September 24, 2015
For this week’s blog, we share reflections from Program Officer Myriah Cornwell, who recently traveled to Durban, South Africa, to attend the World Forestry Congress.
What is a forest? What do you see when you think of a forest?
What about even rows of the same type of tree stretching as far as the eye can see? Is that a forest?
Who has the authority to define a forest? Who is authorized to speak on behalf of forests?
These questions were at the forefront during the XIV World Forestry Congress (WFC) held in Durban, September 7-11. The answer to the question of who is authorized to speak on behalf of the forest, based on those in attendance at WFC, seems to point to those with financial means and official credentials. The entrance fees (US$353) were steep for grassroots nonprofits, especially those operating in developing countries with limited budgets. Security was tight. To enter the venue, attendees had to show their photo ID badges and pass through a metal detector. Security guards were stationed at each entrance to the venue. This made for a meeting of government officials, business representatives, academics, and delegates from large NGOs that could afford entrance—leaving out the perspectives of grassroots communities on the frontlines of logging and deforestation.
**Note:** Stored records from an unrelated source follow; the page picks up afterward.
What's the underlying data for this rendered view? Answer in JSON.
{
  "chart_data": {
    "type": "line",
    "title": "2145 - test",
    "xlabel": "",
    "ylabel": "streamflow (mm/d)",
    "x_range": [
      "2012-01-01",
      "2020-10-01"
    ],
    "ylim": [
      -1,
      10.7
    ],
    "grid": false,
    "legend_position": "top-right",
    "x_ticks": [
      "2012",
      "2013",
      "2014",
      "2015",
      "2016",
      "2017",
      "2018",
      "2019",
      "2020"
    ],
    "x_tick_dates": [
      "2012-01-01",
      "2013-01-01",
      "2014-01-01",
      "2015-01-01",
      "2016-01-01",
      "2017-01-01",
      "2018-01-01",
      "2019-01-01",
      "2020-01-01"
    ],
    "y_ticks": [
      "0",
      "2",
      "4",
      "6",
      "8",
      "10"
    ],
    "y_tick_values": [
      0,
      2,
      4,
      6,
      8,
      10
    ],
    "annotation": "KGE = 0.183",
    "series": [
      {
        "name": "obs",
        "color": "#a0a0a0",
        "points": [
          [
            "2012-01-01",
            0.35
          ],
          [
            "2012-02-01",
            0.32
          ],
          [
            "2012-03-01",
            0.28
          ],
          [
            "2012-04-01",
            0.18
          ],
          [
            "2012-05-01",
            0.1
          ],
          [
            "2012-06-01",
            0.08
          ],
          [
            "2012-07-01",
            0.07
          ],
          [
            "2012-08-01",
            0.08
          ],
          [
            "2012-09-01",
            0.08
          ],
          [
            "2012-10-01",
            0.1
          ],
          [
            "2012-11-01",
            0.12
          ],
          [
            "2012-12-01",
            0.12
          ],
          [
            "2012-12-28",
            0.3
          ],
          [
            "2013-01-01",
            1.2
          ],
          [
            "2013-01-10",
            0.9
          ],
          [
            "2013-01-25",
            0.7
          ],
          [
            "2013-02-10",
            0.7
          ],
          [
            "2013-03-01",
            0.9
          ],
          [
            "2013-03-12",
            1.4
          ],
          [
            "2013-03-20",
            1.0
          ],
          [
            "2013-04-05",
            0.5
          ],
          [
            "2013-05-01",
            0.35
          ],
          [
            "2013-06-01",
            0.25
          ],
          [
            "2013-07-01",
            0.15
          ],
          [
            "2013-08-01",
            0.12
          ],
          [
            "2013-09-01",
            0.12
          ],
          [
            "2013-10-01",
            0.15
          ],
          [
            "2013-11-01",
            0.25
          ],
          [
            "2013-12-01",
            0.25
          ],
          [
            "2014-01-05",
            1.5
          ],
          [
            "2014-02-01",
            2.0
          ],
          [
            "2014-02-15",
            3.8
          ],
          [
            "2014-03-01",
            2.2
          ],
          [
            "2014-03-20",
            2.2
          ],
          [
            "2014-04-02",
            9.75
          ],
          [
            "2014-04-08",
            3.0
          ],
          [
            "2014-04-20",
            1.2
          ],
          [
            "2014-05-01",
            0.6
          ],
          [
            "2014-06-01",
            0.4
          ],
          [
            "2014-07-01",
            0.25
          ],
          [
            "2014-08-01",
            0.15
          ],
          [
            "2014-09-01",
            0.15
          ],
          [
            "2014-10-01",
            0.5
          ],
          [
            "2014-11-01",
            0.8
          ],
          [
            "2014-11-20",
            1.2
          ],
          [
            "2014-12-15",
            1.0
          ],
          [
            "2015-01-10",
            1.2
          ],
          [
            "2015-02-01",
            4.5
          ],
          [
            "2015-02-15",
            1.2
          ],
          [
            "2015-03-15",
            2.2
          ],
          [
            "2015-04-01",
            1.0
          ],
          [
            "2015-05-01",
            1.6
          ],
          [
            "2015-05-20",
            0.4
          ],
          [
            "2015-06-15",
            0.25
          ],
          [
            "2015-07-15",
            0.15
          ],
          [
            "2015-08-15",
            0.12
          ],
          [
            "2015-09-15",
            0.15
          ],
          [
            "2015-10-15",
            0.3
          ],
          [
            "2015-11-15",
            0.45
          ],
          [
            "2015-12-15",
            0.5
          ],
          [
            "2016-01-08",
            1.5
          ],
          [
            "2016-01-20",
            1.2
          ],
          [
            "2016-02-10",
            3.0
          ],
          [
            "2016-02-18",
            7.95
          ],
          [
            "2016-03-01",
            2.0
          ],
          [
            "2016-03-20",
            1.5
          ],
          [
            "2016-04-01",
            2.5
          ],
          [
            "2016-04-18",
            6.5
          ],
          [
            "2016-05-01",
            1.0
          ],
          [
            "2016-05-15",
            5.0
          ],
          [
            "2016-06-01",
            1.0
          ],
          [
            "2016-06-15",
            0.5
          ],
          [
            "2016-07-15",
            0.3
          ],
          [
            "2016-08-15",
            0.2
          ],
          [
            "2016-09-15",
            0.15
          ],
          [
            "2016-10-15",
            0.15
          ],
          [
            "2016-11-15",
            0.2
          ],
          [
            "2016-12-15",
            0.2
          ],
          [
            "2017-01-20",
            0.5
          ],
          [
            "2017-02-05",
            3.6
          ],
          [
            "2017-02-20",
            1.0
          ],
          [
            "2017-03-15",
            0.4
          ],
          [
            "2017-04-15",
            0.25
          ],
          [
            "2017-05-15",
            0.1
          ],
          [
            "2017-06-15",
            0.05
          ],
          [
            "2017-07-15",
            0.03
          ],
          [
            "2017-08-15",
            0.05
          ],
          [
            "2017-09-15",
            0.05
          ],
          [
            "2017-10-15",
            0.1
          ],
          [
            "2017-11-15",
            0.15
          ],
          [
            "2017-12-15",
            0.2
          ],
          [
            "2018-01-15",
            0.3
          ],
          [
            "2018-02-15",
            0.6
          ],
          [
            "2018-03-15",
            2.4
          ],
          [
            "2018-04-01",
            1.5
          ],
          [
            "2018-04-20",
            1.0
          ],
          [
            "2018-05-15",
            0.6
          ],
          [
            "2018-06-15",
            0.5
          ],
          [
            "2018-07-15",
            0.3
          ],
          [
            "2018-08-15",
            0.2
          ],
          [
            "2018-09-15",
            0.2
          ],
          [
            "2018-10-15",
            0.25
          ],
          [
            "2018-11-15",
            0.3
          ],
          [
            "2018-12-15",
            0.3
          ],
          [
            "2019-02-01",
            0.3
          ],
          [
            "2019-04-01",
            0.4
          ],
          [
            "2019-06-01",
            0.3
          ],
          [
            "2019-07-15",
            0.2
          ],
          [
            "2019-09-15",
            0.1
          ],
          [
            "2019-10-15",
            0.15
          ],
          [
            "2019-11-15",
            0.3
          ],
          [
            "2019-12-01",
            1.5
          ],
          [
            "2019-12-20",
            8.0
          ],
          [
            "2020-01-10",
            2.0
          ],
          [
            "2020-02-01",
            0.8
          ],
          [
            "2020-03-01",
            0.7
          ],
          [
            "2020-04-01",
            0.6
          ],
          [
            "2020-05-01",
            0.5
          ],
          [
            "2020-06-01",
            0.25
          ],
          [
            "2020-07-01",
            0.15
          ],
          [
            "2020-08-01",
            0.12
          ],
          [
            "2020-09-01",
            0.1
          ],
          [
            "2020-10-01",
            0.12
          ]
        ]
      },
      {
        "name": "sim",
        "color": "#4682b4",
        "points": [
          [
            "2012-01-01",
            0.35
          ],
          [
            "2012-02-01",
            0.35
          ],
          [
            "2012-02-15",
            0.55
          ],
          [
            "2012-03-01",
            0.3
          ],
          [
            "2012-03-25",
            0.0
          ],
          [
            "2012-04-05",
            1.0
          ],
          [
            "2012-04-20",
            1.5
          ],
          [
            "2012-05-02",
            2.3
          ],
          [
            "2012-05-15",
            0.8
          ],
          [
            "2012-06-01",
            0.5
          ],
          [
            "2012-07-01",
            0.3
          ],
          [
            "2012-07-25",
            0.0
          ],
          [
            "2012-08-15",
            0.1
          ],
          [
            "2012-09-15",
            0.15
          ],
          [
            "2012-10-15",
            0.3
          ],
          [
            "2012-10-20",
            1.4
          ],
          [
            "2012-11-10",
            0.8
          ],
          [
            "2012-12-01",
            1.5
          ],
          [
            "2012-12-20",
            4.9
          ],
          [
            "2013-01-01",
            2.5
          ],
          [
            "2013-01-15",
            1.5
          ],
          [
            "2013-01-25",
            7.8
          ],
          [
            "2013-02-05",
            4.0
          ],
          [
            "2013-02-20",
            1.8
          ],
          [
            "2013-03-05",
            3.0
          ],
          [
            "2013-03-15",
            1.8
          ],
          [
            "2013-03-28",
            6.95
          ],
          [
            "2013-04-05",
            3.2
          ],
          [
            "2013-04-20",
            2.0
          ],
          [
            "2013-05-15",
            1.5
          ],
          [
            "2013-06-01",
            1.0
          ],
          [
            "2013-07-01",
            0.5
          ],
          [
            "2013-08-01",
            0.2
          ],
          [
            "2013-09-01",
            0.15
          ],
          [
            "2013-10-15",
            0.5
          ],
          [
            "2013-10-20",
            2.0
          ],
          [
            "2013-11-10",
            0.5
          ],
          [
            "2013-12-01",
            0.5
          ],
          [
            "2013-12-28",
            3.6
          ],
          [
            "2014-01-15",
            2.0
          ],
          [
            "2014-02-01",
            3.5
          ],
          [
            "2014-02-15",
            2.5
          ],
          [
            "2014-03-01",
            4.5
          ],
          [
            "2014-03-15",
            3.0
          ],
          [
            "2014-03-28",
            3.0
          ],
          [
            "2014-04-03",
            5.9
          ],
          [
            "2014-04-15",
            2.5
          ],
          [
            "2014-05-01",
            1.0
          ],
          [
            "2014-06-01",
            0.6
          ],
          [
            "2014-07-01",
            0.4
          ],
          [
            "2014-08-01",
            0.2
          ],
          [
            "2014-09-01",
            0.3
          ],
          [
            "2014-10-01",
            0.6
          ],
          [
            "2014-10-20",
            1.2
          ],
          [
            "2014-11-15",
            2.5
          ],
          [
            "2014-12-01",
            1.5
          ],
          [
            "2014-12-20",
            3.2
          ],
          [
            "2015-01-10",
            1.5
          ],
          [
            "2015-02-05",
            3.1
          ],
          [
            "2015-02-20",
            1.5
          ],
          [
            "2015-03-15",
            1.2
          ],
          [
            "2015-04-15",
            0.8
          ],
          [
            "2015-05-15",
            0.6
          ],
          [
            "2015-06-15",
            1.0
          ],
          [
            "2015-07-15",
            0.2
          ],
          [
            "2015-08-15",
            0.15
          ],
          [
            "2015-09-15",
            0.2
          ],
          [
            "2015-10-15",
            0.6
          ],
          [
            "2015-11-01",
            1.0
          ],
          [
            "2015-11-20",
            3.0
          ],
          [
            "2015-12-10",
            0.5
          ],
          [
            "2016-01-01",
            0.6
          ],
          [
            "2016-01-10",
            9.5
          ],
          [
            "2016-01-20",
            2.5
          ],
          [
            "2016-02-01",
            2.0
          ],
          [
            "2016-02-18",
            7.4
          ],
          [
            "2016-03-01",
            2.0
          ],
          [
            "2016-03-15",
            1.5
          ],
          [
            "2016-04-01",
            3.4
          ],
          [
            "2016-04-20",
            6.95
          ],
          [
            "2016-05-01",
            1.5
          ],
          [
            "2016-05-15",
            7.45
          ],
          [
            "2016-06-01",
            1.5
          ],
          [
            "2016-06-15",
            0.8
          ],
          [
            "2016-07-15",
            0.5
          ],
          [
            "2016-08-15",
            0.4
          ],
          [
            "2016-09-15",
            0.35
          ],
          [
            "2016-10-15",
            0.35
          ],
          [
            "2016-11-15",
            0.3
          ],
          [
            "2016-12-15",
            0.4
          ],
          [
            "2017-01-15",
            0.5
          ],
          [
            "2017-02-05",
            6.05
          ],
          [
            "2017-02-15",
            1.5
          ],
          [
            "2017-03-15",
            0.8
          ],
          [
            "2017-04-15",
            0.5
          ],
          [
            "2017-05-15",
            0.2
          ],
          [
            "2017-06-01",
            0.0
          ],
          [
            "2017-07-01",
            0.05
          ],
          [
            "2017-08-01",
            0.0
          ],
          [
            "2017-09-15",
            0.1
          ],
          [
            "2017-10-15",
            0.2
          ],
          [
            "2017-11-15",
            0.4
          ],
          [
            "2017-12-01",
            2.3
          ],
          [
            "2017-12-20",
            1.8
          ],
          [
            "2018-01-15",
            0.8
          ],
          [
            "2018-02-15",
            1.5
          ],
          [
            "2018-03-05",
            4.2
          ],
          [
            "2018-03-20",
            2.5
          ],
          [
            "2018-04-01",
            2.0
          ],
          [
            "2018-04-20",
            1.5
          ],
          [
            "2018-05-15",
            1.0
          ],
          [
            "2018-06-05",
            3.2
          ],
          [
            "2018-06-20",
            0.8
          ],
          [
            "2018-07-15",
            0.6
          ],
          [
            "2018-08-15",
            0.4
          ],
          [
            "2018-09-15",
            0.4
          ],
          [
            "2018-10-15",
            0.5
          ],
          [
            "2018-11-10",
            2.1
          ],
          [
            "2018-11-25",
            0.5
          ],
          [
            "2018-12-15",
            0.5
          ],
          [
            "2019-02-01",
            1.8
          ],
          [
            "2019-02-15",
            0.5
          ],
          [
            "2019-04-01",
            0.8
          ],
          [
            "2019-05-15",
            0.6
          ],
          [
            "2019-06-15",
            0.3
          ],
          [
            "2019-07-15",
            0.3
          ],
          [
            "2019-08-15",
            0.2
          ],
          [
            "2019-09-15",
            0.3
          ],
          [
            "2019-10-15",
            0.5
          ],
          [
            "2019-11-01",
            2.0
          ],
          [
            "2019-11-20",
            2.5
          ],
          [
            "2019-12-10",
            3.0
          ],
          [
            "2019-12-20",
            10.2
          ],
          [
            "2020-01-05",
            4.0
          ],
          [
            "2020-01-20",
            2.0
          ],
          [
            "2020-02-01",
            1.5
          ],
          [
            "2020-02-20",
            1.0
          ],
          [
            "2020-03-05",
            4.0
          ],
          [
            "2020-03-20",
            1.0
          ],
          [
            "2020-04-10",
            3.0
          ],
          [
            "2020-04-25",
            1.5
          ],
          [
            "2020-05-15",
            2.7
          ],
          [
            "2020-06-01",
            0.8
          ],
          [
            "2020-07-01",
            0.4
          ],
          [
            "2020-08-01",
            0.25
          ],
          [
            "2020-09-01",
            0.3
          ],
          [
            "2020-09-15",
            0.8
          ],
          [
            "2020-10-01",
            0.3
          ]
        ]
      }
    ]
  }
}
Down the road from the WFC, at the Durban Botanical Gardens, a different gathering on forests came together. Organized by Timberwatch, the Civil Society Alternative Programme (CSAP) convened the activists and community groups marginalized by the WFC. Forest dwellers and farmers came from nearby areas of South Africa, where they were joined by activists from countries such as India, Germany, Brazil, and Kenya. In presentations and panel discussions, they challenged the WFC’s official narrative of forests. A statement I heard throughout the CSAP: monoculture plantations are not forests.
A few groups and activists crossed over from CSAP to the WFC. Notably, Wally Menne, the main organizer of CSAP, raised a ruckus in a WFC panel, confronting representatives from Forestry South Africa, South Africa’s largest timber association, over what he called “fake forests”—plantations that are certified by the Forest Stewardship Council as responsibly managed, but appear to be monoculture tree farms. Plantation ‘forests’ are comprised of a single species of tree, contain no biodiversity of fauna and flora, and often require managed interventions in the form of fertilizer, herbicides, and pesticides.
Greenpeace-Africa raised awareness about the forests of the Congo Basin at both conferences. At the WFC, I attended their insightful panel on the limited regulatory capacity of governments in the Congo Basin and the need for third-party verification of the legality of Congo-harvested timber. Panelists actively engaged audience members from the Chinese Academy of Forestry on how Chinese timber companies could work with conservationists, given that China is the largest market for Congo-harvested timber.
Unfortunately, this session was allotted the 7:45-9 p.m. timeslot on an evening when the WFC was shuttling attendees to a beach party. Several police officers entered the session to ensure that Greenpeace-Africa was not launching any disruptive ‘action.’
When community groups are marginalized and the voices of activists shouted down, forests become defined by a singular authoritative vision. Civil society is fenced off from forests—and their recourse is to take to the streets. And CSAP attendees did just that—Goldman Environmental Prize winner Desmond D’Sa organized a march of over 2,000 students from the greater Durban area. Starting at Durban city hall, these students marched to the WFC—or as close to the WFC as officials would allow—to tell the world what forests mean to them.
As activists and students shut down city streets, I was inspired by the positive energy of the marchers, but I thought that they should be heard without having to shout. If the WFC seeks to be as representative of sustainable forestry as it claims, grassroots activists from forest communities should have guaranteed roles in the meeting—or risk becoming as bleak as a monoculture plantation.